Item 24: Declare non-member functions when type conversions should apply to all parameters
Concept
If you need implicit type conversions on all parameters to a function (including the one pointed to by this), the function must be a non-member. This commonly arises with arithmetic operators for numeric types. If operator* is a member function of Rational, then 2 * rational won't compile because the implicit conversion from int to Rational cannot be applied to the left-hand operand (this).
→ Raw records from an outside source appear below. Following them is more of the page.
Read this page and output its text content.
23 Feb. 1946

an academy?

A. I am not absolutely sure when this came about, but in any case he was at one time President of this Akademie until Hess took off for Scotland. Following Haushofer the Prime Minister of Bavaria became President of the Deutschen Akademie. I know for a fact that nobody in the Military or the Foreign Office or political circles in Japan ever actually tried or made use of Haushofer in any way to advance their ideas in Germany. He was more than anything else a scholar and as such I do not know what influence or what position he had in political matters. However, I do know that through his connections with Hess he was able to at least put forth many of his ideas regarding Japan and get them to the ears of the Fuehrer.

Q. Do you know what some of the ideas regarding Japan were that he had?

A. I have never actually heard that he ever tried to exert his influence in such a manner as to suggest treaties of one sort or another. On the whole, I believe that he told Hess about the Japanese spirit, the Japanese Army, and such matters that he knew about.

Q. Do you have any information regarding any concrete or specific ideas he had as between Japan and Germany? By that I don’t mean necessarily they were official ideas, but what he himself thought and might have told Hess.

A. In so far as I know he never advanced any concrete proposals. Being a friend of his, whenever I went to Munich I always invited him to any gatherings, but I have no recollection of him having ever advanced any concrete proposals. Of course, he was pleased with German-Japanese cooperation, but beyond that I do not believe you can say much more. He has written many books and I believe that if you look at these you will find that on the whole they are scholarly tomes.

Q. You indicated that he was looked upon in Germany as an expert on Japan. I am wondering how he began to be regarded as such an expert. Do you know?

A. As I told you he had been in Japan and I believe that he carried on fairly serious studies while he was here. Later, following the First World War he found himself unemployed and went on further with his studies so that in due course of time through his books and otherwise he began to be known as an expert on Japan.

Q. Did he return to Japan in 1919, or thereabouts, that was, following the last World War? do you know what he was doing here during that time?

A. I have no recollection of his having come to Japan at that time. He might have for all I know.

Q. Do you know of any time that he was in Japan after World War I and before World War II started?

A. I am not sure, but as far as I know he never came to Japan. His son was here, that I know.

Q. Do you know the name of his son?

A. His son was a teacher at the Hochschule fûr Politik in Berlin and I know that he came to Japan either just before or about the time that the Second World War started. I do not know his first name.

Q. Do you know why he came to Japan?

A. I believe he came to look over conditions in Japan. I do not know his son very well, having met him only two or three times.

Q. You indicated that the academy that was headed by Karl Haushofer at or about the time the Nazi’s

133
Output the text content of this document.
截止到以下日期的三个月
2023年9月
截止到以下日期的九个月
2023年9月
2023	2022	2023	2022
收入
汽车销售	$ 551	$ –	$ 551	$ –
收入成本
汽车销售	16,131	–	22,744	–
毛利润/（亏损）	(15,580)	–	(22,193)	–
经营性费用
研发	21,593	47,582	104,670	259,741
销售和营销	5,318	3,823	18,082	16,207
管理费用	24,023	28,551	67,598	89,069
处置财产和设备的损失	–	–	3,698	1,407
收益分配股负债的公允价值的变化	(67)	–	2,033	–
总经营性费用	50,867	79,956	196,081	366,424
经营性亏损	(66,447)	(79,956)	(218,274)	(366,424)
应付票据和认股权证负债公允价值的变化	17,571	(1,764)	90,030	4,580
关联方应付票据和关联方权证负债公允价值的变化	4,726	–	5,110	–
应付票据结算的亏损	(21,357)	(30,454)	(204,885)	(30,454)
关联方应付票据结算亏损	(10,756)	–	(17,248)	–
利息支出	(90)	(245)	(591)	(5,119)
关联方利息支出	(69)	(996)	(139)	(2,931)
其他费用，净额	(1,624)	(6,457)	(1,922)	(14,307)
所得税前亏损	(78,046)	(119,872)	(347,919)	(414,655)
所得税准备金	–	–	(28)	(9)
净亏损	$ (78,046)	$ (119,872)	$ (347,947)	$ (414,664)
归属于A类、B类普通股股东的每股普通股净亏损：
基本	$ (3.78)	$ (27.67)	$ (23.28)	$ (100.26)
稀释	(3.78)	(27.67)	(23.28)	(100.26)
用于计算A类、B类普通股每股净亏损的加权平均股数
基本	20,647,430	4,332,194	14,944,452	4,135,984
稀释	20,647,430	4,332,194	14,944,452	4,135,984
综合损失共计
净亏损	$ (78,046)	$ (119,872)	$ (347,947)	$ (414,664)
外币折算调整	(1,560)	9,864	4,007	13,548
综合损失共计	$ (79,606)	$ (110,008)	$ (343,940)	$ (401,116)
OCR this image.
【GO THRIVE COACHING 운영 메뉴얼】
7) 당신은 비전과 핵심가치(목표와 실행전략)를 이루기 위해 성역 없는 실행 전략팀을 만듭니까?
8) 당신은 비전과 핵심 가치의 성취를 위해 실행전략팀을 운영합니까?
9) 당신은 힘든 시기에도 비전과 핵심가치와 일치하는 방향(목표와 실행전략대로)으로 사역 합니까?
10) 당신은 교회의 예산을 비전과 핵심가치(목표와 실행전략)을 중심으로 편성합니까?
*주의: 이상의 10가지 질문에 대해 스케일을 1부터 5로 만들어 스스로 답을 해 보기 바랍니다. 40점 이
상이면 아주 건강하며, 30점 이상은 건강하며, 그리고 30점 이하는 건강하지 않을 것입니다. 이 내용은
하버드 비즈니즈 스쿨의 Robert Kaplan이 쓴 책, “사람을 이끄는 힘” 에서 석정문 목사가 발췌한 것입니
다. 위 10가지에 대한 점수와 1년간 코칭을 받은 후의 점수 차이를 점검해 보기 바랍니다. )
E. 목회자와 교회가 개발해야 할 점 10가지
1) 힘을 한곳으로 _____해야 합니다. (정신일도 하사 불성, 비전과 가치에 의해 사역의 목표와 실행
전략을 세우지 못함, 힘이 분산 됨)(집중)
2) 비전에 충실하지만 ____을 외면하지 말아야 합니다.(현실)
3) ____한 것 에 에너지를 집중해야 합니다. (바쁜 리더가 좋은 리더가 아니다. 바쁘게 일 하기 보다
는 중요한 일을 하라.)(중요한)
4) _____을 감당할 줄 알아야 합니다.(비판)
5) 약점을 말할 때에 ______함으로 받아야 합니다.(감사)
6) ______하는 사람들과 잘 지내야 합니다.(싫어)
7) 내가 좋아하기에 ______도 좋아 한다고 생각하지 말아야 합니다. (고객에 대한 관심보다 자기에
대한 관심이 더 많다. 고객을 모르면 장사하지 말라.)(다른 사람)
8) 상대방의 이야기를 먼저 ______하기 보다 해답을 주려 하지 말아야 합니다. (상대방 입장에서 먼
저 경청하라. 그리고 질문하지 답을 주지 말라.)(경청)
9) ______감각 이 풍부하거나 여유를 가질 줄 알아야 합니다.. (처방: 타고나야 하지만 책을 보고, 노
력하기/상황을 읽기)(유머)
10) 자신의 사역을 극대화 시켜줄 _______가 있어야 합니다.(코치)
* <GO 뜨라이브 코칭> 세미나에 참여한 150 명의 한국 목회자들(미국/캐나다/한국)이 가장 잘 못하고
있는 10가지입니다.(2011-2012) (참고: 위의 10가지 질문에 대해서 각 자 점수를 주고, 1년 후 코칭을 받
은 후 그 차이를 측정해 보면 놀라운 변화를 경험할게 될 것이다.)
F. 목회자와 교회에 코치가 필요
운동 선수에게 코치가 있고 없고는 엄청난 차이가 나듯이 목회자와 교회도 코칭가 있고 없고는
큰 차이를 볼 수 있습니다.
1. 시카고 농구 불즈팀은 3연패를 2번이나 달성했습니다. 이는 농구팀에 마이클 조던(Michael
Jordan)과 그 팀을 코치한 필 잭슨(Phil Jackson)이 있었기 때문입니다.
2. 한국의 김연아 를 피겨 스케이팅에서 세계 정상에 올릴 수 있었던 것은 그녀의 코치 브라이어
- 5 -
Making operator* a non-member allows both operands to undergo implicit conversion.
Code Example
class Rational {
public:
Rational(int numerator = 0, int denominator = 1) // non-explicit: allows implicit conversion
: n(numerator), d(denominator) {}
int numerator() const { return n; }
int denominator() const { return d; }
private:
int n, d;
};
// Non-member: allows implicit conversion on BOTH arguments
const Rational operator*(const Rational& lhs, const Rational& rhs) {
return Rational(lhs.numerator() * rhs.numerator(),
lhs.denominator() * rhs.denominator());
}
void example() {
Rational oneHalf(1, 2);
Rational result;
result = oneHalf * 2; // OK: 2 implicitly converts to Rational(2)
result = 2 * oneHalf; // OK: same implicit conversion on first arg
// Both work because operator* is a non-member
}
Things to Remember
- If you need type conversions on all parameters to a function (including the one that would otherwise be pointed to by the
thispointer), the function must be a non-member. - This is most commonly relevant for operator overloads for numeric-like classes.